I recently had the opportunity to spend some time at the Copenhagen International Airport (CPH) due to a flight delay, so I decided to explore it and its two Priority Pass lounges.
The Copenhagen Airport
The Copenhagen airport (danish: Kobenhavns Lufthavn) is the largest international airport in Scandinavia. It has two terminals, Terminal 2 and 3. I’m not sure what happened to Terminal 1. It is a medium-sized airport with a simple and straightforward terminal layout. The Copenhagen airport is clean and spaciously designed, with a very modern, almost futuristic style. Orientation is easy due to well labeled terminal maps. All gates are arranged by destinations (domestic, Schengen, other EU countries/international). In any case, when arriving at the airport you will exit CPH through Terminal 3. From there you will find a variety of public transportation options, ranging from metro, to train, bus and taxi, in addition to your typical airport rental car booths (Avis, Sixt, Europcar, Hertz, Budget and Enterprise).
Inside the airport, you’ll enjoy complimentary Wifi throughout. You will need to provide your email address and country of origin in order to log in. Alternatively, you have dedicated Wifi inside one of the airport lounges. I also found a Boingo hotspot, but wasn’t able to connect to it.
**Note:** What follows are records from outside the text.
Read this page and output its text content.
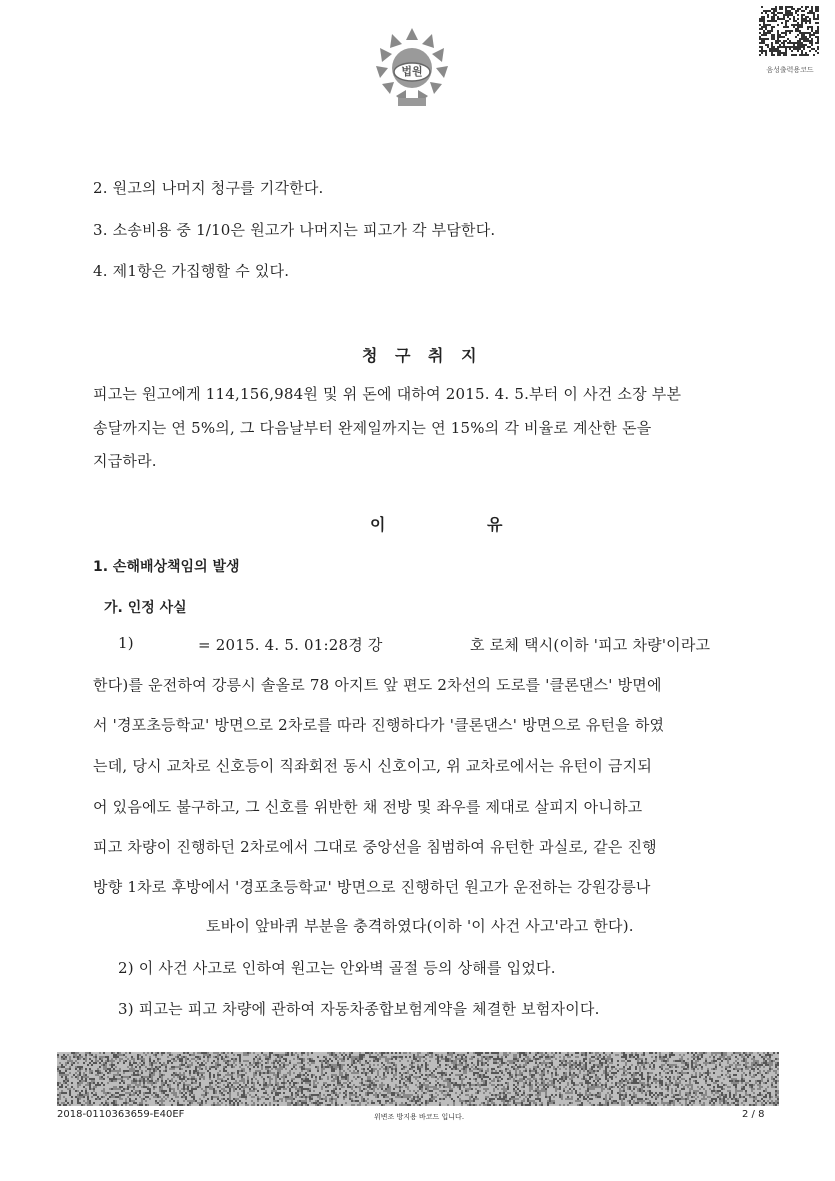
법원	음성출력용코드
2. 원고의 나머지 청구를 기각한다.
3. 소송비용 중 1/10은 원고가 나머지는 피고가 각 부담한다.
4. 제1항은 가집행할 수 있다.
청 구 취 지
피고는 원고에게 114,156,984원 및 위 돈에 대하여 2015. 4. 5.부터 이 사건 소장 부본
송달까지는 연 5%의, 그 다음날부터 완제일까지는 연 15%의 각 비율로 계산한 돈을
지급하라.
이 유
1. 손해배상책임의 발생
가. 인정 사실
1)	= 2015. 4. 5. 01:28경 강	호 로체 택시(이하 '피고 차량'이라고
한다)를 운전하여 강릉시 솔올로 78 아지트 앞 편도 2차선의 도로를 '클론댄스' 방면에
서 '경포초등학교' 방면으로 2차로를 따라 진행하다가 '클론댄스' 방면으로 유턴을 하였
는데, 당시 교차로 신호등이 직좌회전 동시 신호이고, 위 교차로에서는 유턴이 금지되
어 있음에도 불구하고, 그 신호를 위반한 채 전방 및 좌우를 제대로 살피지 아니하고
피고 차량이 진행하던 2차로에서 그대로 중앙선을 침범하여 유턴한 과실로, 같은 진행
방향 1차로 후방에서 '경포초등학교' 방면으로 진행하던 원고가 운전하는 강원강릉나
토바이 앞바퀴 부분을 충격하였다(이하 '이 사건 사고'라고 한다).
2) 이 사건 사고로 인하여 원고는 안와벽 골절 등의 상해를 입었다.
3) 피고는 피고 차량에 관하여 자동차종합보험계약을 체결한 보험자이다.
2018-0110363659-E40EF	위변조 방지용 바코드 입니다.	2 / 8
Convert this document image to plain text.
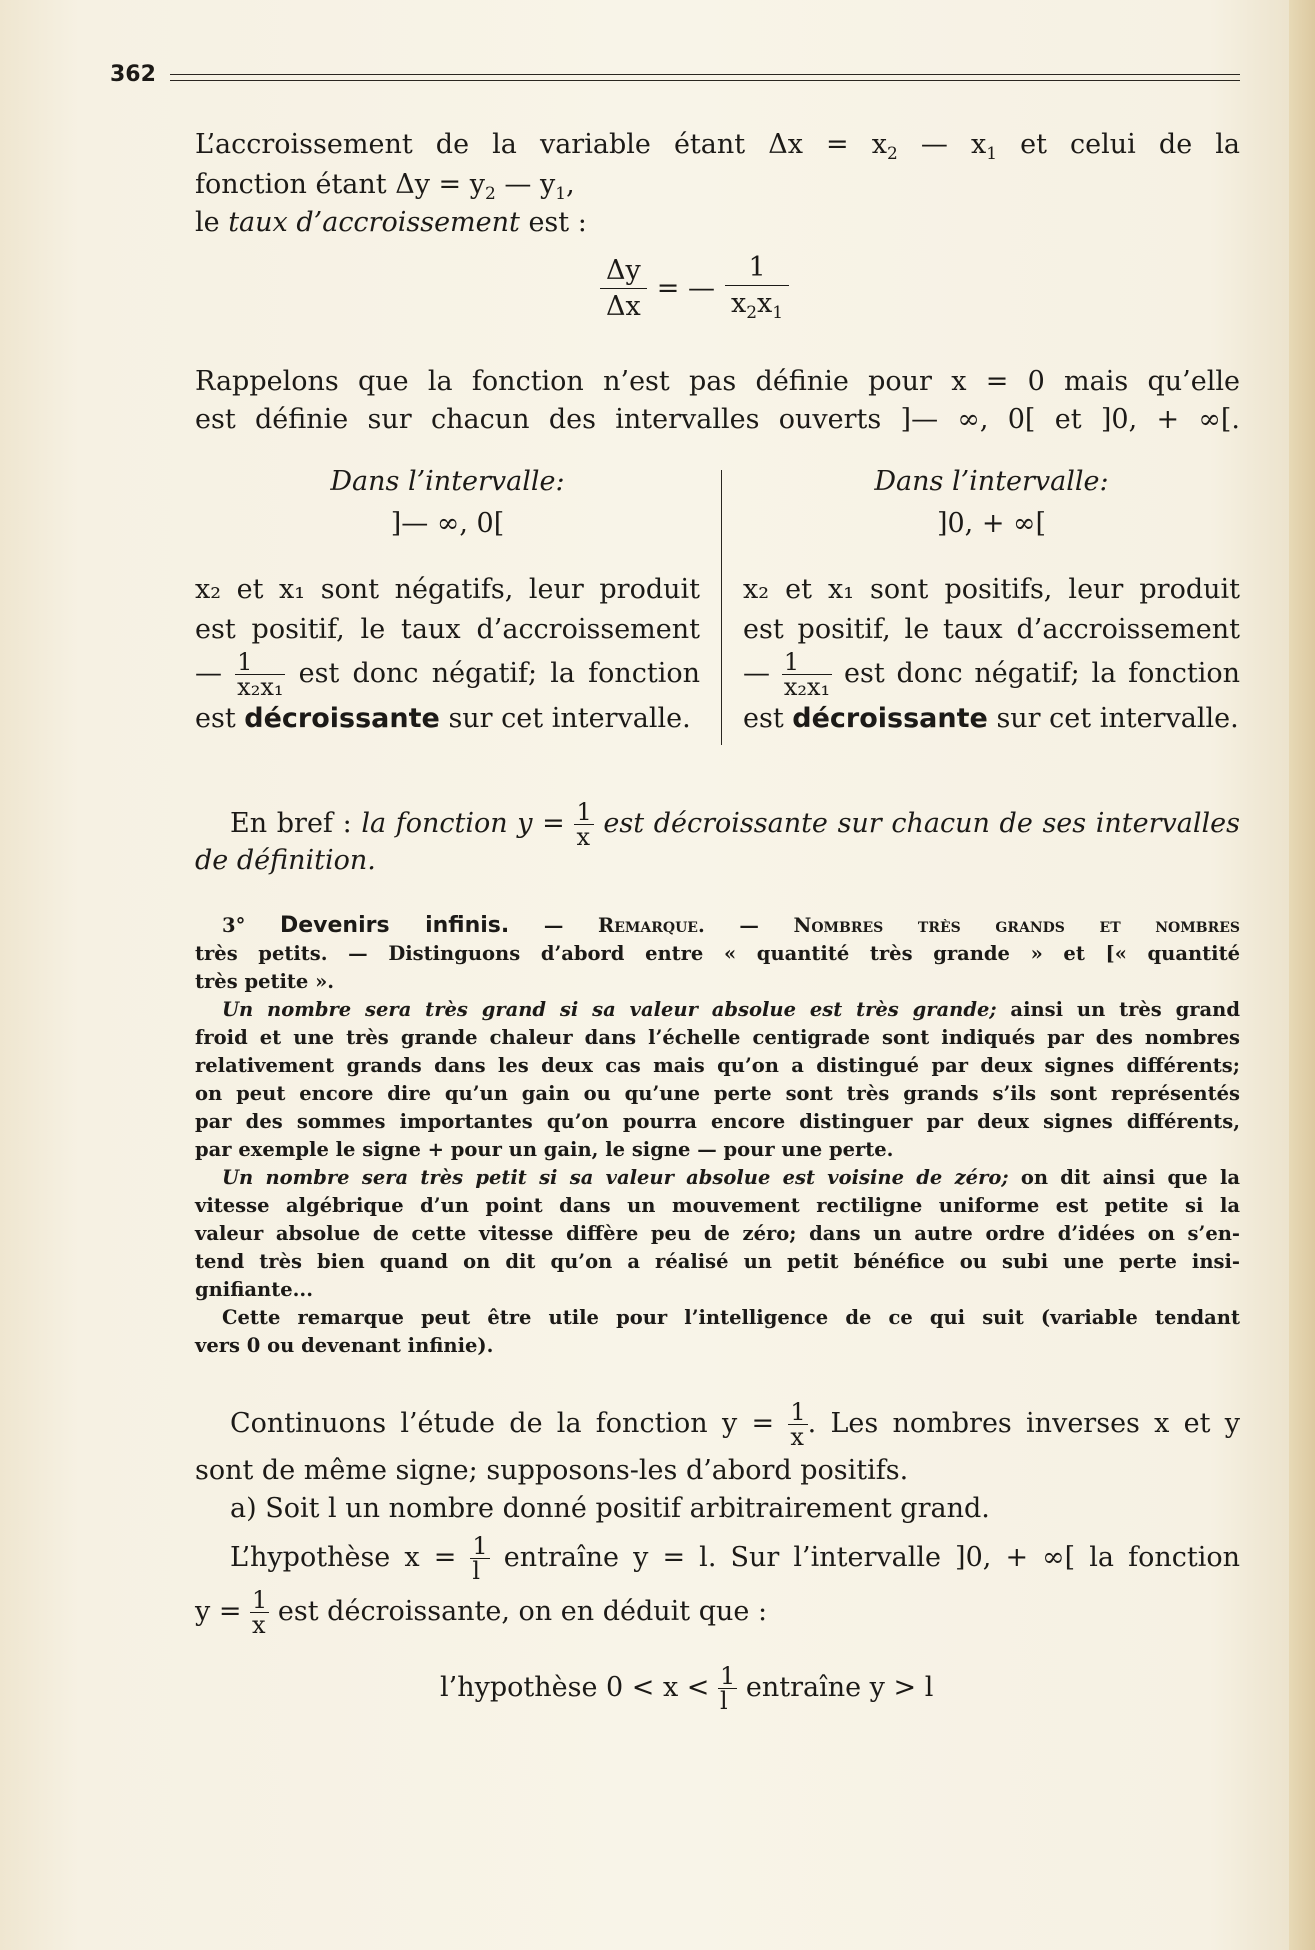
362
L’accroissement de la variable étant $\Delta x = x_2$ — $x_1$ et celui de la
fonction étant $\Delta y = y_2$ — $y_1$,
le taux d’accroissement est :
$\frac{\Delta y}{\Delta x}$ = — $\frac{1}{x_2x_1}$
Rappelons que la fonction n’est pas définie pour x = 0 mais qu’elle
est définie sur chacun des intervalles ouverts ]— ∞, 0[ et ]0, + ∞[.
Dans l’intervalle:
]— ∞, 0[
x₂ et x₁ sont négatifs, leur produit
est positif, le taux d’accroissement
— $\frac{1}{\text{x₂x₁}}$ est donc négatif; la fonction
est décroissante sur cet intervalle.
Dans l’intervalle:
]0, + ∞[
x₂ et x₁ sont positifs, leur produit
est positif, le taux d’accroissement
— $\frac{1}{\text{x₂x₁}}$ est donc négatif; la fonction
est décroissante sur cet intervalle.
En bref : la fonction $y = \frac{1}{x}$ est décroissante sur chacun de ses intervalles
de définition.
3° Devenirs infinis. — Remarque. — Nombres très grands et nombres
très petits. — Distinguons d’abord entre « quantité très grande » et [« quantité
très petite ».
Un nombre sera très grand si sa valeur absolue est très grande; ainsi un très grand
froid et une très grande chaleur dans l’échelle centigrade sont indiqués par des nombres
relativement grands dans les deux cas mais qu’on a distingué par deux signes différents;
on peut encore dire qu’un gain ou qu’une perte sont très grands s’ils sont représentés
par des sommes importantes qu’on pourra encore distinguer par deux signes différents,
par exemple le signe + pour un gain, le signe — pour une perte.
Un nombre sera très petit si sa valeur absolue est voisine de zéro; on dit ainsi que la
vitesse algébrique d’un point dans un mouvement rectiligne uniforme est petite si la
valeur absolue de cette vitesse diffère peu de zéro; dans un autre ordre d’idées on s’en-
tend très bien quand on dit qu’on a réalisé un petit bénéfice ou subi une perte insi-
gnifiante...
Cette remarque peut être utile pour l’intelligence de ce qui suit (variable tendant
vers 0 ou devenant infinie).
Continuons l’étude de la fonction $y = \frac{1}{x}$ . Les nombres inverses x et y
sont de même signe; supposons-les d’abord positifs.
a) Soit l un nombre donné positif arbitrairement grand.
L’hypothèse $x = \frac{1}{l}$ entraîne y = l. Sur l’intervalle ]0, + ∞[ la fonction
$y = \frac{1}{x}$ est décroissante, on en déduit que :
l’hypothèse $0 < x < \frac{1}{l}$ entraîne y > l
As far as dining and shopping opportunities, CPH offers a number of restaurants, pubs, and cafes, as well as a fairly decent selection of shops, enough to satisfy any sudden shopping crave one might experience.
Transit and layover
The intuitive layout of the airport makes catching any connecting flight a breeze. I’d estimate that the longest stretch in between gates is a 30 minute walk. In addition, the airport’s serene environment facilitates a near stress-free experience. If a layover is unavoidable, this airport is definitely one to consider.
As mentioned earlier, the airport is home to two Priority Pass lounges: The Aviator Lounge and the Aspire Lounge. Both are airside, located inside Terminal 2 and are conveniently positioned behind a huge window front on the second floor, enabling a view of the entire terminal.
This lounge is located immediately after security and is very easy to find. Once inside, you are immediately greeted by welcoming staff. Both lounges accept the digital Priority Pass, so you can leave your plastic card at home. Right after the entrance, there’s already the bar and buffet, offering complimentary snacks and refreshments. The atmosphere was elegant and the lounge enjoyed a more mature clientele. There were bar tables along the window front that doubled as work spaces, which offered a really nice view of the terminal below. Or you could just relax in one of the sofa chairs instead.
The lounge itself was fairly small, but elegant. It was also a bit crowded, probably due to it being the first lounge after the security checkpoint, so I did not spend too much time inside. Also, although not explicitly stated anywhere, due to its more upscale vibe, it is safe to assume that there is some level of dress code enforced.
The Aspire lounge is located just a few short feet past the Aviator lounge and offers a much more spacious alternative to its upscale and contemporary cousin. Despite being also quite modern, this lounge offered a much more relaxed atmosphere, with designs and furniture choices in typical Scandinavian fashion. Think of a higher quality version of Ikea! Its elongated layout provided excellent opportunities for some privacy and I soon found myself on a couch by the window front so I could overlook the terminal. The coffee table in front of me was actually a tree trunk, which I thought was really neat and also cozy. There were also some pillows and a blanket next to me on the couch. I can really see passengers missing their connecting flights in this lounge. The bar offered hot beverages, soft drinks and alcoholic drinks, while the buffet offered soup, bread, salad, cold cuts, cookies and a variety of sweets. Nothing too special but it’s great to have a small snack before takeoff. There was no dedicated Wifi inside this lounge, but I found the free airport Wifi to be sufficient. In summary, I really enjoyed this lounge. The atmosphere was calm, cozy and informal. It was just a really good place to spend time. The few extra steps to the Aspire Lounge were really worth the exercise.
Have you been to Copenhagen Airport? What are you mostly looking for in an airport lounge?